Dáil debates

Tuesday, 9 November 2010

 

Report on Magdalene Laundries

8:00 am

Photo of Michael KennedyMichael Kennedy (Dublin North, Fianna Fail)

It is my privilege and that of Deputies Tom Kitt and Kathleen Lynch to work on an ad hoc committee in the Houses in trying to assist the Justice for Magdalenes group. Like Deputy Kitt, I want to welcome Dr. James Smith and his colleague, Dr. Katherine O'Donnell. I commend them on the fantastic work they have done to date against great obstacles.

Deputy Tom Kitt referred to the recommendations of the Irish Human Rights Commission report, the launch of which we had the privilege of attending today. Redress is one matter but a State apology is a very simple issue. Women have been referred to these laundries going back to the foundation of the State and right up to 1996. One might excuse the dark ages of the 1920s, 1930s and 1940s but 1996 is just 14 years ago and these laundries were still in operation. We need a State apology. We need to say the simple word "sorry" to these women. Many of them are very old, and nearing death in some cases. If they heard a State apology simply saying the State was sorry for incarcerating them, many of these women would die happy.

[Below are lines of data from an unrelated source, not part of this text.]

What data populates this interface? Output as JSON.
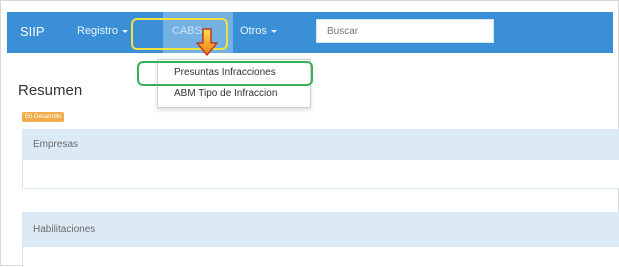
{
  "navbar": {
    "brand": "SIIP",
    "items": [
      {
        "label": "Registro"
      },
      {
        "label": "CABS"
      },
      {
        "label": "Otros"
      }
    ],
    "search_placeholder": "Buscar"
  },
  "dropdown": {
    "items": [
      {
        "label": "Presuntas Infracciones"
      },
      {
        "label": "ABM Tipo de Infraccion"
      }
    ]
  },
  "page": {
    "title": "Resumen",
    "badge": "En Desarrollo"
  },
  "panels": [
    {
      "heading": "Empresas"
    },
    {
      "heading": "Habilitaciones"
    }
  ],
  "colors": {
    "navbar": "#3a8fd6",
    "panel_heading": "#dceaf6",
    "badge": "#f0ad4e",
    "highlight_yellow": "#f0e040",
    "highlight_green": "#35b255",
    "arrow": "#f5a623"
  },
  "icons": {
    "caret": "caret-down-icon",
    "arrow": "arrow-down-icon"
  }
}
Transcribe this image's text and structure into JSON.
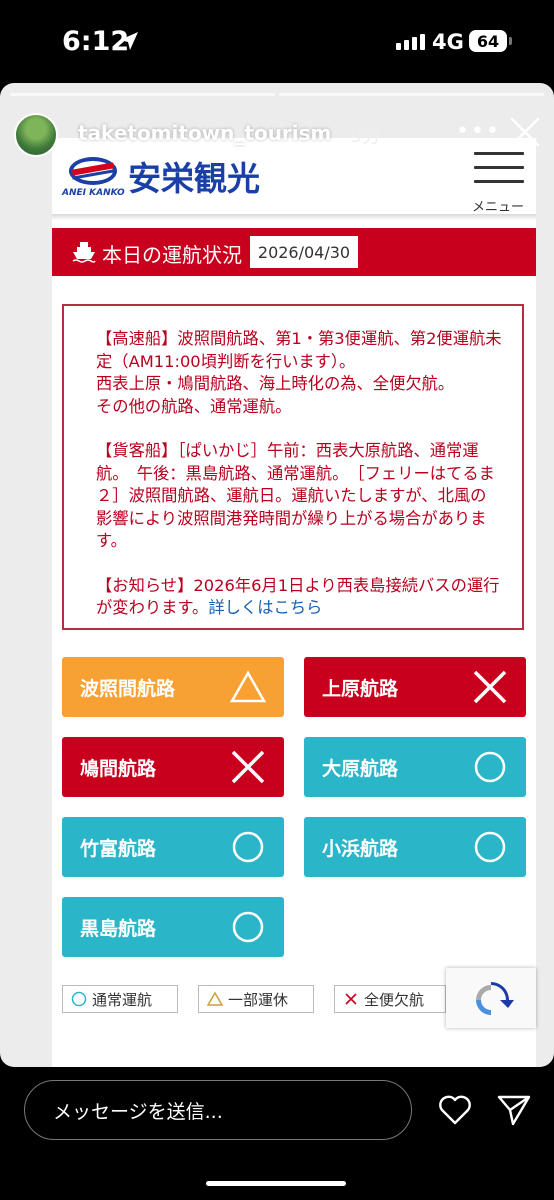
{
  "status_bar": {
    "time": "6:12",
    "network": "4G",
    "battery": "64"
  },
  "story": {
    "username": "taketomitown_tourism",
    "time_ago": "9分",
    "more_icon": "ellipsis-icon",
    "close_icon": "close-icon"
  },
  "site": {
    "logo_text": "安栄観光",
    "logo_sub": "ANEI KANKO",
    "menu_label": "メニュー",
    "operation_title": "本日の運航状況",
    "operation_date": "2026/04/30",
    "notice": {
      "paragraph1": "【高速船】波照間航路、第1・第3便運航、第2便運航未定（AM11:00頃判断を行います）。\n西表上原・鳩間航路、海上時化の為、全便欠航。\nその他の航路、通常運航。",
      "paragraph2": "【貨客船】［ぱいかじ］午前：西表大原航路、通常運航。　午後：黒島航路、通常運航。　［フェリーはてるま２］波照間航路、運航日。運航いたしますが、北風の影響により波照間港発時間が繰り上がる場合があります。",
      "paragraph3": "【お知らせ】2026年6月1日より西表島接続バスの運行が変わります。",
      "link": "詳しくはこちら"
    },
    "routes": [
      {
        "name": "波照間航路",
        "status": "△"
      },
      {
        "name": "上原航路",
        "status": "×"
      },
      {
        "name": "鳩間航路",
        "status": "×"
      },
      {
        "name": "大原航路",
        "status": "○"
      },
      {
        "name": "竹富航路",
        "status": "○"
      },
      {
        "name": "小浜航路",
        "status": "○"
      },
      {
        "name": "黒島航路",
        "status": "○"
      }
    ],
    "legend": {
      "normal": "通常運航",
      "partial": "一部運休",
      "cancelled": "全便欠航"
    },
    "colors": {
      "partial": "#f7a135",
      "cancelled": "#c8001e",
      "normal": "#2bb5c8"
    }
  },
  "bottom_bar": {
    "message_placeholder": "メッセージを送信...",
    "heart_icon": "heart-icon",
    "send_icon": "send-icon"
  }
}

It is not too much to ask the State to say "sorry" for referring to these women as penitents and as sinners. Ordinary human beings like the rest of us had the stigma that they were sinners or penitents attached to them. It is not too much to ask that their birth names would be recorded. Many of them were given religious names when they went into these institutions, their children were taken away from them for adoption and their birth records have not been handed over to their siblings or their children. I see no reason we cannot, as an institution of the State, say "sorry" for not doing that.

I believe the State owes an apology to these women for refusing them their freedom, for not protecting their constitutional rights and for not giving them a proper education. The State has to be culpable for referring these ladies to laundries directly from our courts. When one considers how particular we are today about rules and regulations in working institutions, these ladies had no working wage, no maximum hours of work and no holiday time, and there were no inspections, regulations or safe working conditions in any of these institutions. That was the responsibility of the State.

The State should immediately say "sorry" to these ladies. It should remove the words "penitent" and "sinner" from burial stones. We should have the common decency to erect memorial stones throughout the country at the location of these institutions. We should have the responsibility of examining the legislation with regard to why there was no record showing these ladies were cremated and buried in a mass grave at High Park in Drumcondra. We feel very strongly on this issue. I urge the Government to establish the redress scheme and make the apology.